You went down the coding agent rabbit hole last November along with everyone else?
It was an intense time for the nerds. I spent a lot of time talking to coding agents during that holiday. And it’s been an absolute rocket ship of a ride since then.
Claude Code seems to have gotten the thunder there, beating Codex, and frankly, Copilot. A few years ago Microsoft’s Copilot coding tool seemed to stand at the head of the pack. Now it’s Claude Code.
I would respectfully disagree. Coding models are part of it, but Microsoft is a great place for developers. Windows is an open platform on open hardware where people can build anything.
Microsoft wants Scout to be adopted by productivity workers and even consumers. AI agents make mistakes and have hallucinations. How many errors will people tolerate?
That’s a good question. I don’t know. Trust but verify. Give it a small task, and then try it out, and see if it works. And then, “Oh it hasn’t done anything wrong.
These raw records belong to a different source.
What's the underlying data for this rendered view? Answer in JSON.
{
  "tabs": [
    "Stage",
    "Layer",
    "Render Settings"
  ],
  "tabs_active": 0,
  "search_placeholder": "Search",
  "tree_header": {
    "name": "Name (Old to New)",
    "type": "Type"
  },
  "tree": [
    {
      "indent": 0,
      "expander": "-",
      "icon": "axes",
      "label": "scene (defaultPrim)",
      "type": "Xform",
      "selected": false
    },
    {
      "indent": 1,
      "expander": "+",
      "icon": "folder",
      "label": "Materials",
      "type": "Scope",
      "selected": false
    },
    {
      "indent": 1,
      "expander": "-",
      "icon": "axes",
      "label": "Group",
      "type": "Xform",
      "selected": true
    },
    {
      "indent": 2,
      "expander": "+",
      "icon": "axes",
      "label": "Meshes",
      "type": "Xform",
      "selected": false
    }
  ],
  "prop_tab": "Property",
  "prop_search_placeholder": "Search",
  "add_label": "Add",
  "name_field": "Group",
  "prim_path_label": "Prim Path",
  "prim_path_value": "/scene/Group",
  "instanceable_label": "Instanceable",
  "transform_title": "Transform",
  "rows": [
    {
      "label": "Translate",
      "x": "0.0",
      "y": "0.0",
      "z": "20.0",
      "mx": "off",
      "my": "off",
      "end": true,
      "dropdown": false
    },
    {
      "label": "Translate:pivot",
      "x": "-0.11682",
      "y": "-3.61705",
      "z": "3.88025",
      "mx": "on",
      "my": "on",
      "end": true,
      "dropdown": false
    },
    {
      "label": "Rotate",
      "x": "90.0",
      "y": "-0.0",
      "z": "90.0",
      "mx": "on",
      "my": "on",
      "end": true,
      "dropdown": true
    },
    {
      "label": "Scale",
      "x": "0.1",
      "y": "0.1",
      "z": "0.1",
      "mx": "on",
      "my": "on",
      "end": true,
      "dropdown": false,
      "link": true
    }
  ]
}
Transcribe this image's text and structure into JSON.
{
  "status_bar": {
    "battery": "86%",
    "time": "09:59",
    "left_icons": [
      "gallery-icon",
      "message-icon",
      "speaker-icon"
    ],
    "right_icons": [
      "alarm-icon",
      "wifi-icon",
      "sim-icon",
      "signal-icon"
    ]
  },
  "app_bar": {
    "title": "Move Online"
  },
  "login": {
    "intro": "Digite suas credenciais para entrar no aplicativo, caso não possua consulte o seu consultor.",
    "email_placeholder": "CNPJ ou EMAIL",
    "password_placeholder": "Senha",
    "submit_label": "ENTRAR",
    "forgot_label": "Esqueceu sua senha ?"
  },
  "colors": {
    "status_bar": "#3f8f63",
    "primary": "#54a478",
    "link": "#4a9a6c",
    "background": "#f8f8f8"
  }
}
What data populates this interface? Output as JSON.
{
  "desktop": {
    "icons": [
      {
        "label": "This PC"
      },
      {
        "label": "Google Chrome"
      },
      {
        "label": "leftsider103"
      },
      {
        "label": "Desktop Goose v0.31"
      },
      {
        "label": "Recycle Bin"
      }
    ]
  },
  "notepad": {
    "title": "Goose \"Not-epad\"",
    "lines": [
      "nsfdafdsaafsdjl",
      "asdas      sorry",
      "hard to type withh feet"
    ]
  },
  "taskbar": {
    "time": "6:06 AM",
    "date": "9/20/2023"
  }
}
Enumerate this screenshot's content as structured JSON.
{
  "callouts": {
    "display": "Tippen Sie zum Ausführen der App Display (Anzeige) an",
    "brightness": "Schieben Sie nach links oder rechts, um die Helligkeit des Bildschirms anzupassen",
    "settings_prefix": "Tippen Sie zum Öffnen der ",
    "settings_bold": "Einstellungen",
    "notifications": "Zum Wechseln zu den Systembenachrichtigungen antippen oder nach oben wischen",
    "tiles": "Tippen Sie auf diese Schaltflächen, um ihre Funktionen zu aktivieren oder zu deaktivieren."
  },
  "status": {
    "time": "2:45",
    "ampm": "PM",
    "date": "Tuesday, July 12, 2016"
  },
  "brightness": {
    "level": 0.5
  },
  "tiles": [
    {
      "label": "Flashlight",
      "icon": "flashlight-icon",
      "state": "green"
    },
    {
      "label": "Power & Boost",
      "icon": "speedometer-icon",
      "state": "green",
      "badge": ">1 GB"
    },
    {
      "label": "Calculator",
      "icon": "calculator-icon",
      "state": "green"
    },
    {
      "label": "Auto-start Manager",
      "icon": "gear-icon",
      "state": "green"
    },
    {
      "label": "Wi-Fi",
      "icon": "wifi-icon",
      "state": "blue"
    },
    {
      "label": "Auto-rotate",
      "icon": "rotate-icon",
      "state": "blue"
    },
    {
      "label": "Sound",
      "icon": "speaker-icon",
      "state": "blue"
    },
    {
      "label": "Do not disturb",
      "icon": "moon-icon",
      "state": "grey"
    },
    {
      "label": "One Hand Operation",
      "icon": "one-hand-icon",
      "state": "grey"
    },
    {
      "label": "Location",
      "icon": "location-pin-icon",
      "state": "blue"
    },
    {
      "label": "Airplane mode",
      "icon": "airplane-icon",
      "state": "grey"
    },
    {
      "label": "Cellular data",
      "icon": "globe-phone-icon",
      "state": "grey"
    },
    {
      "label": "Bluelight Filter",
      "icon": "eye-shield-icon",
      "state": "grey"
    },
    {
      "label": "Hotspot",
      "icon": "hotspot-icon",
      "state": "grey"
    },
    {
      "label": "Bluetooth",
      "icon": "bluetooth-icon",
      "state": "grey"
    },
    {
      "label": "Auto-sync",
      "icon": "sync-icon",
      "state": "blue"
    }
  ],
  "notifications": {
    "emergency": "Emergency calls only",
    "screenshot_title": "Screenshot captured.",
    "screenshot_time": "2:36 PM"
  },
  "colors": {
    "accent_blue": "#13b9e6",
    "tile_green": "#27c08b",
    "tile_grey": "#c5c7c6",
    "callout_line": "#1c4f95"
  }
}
I’ll give it read-only access to something.” For example, when I tell somebody I gave OpenClaw access to my blood sugar, because I’m a type 1 diabetic, there’s the knee-jerk reaction, “How dare you give an agent access to your health data?” It is super useful for me to get proactive notifications about my blood sugar. I don’t think that’s a controversial thing.
I get that, but right now there are many people who are skeptical or hostile to AI.
When a new tool is introduced, whether it be a chainsaw, a power tool, or the internal combustion engine, there’s a chaotic time as people figure out how to make this thing good for humans. I am not personally all in on AI, because I vote with my feet. I don’t use AI image generation, and I don’t use AI video generation, because I don’t believe in those things. I use AI for coding, and I find it to be a joy.
Yes, coders absolutely love agents, but outside of that community, there’s resistance. Microsoft has seen this in the underperformance of its AI productivity tools. Are you anticipating similar headwinds with agentic AI?
They’ll either like it or they won’t. I remember when the Walkman came out and people said, “No one’s going to wear those things on their heads. Those headphones look ridiculous.” Now we all walk around with these white Q-tips hanging out of our ears.
You don’t feel that Microsoft is in catch-up mode?
I would respectfully push back and point out that everybody’s in catch-up mode, because you pull ahead and then you go back and forth. It’s a thumb war. I would remind folks that the term “Copilot” was something that Microsoft did first, and that term has become like Kleenex.
Do you feel that this year’s developer conference has put Microsoft back in the race?
A couple of Mac users were hanging out with me backstage, and they watched the Surface Laptop Ultra announced. They saw all the new developer tools, and they begrudgingly looked at us and said, “Dang it, you’re going to make me get a Surface, aren’t you?”
The trash cans at Fort Mason are full of MacBook Airs now?
That would be an amazing result, although I would hate to make more eco waste.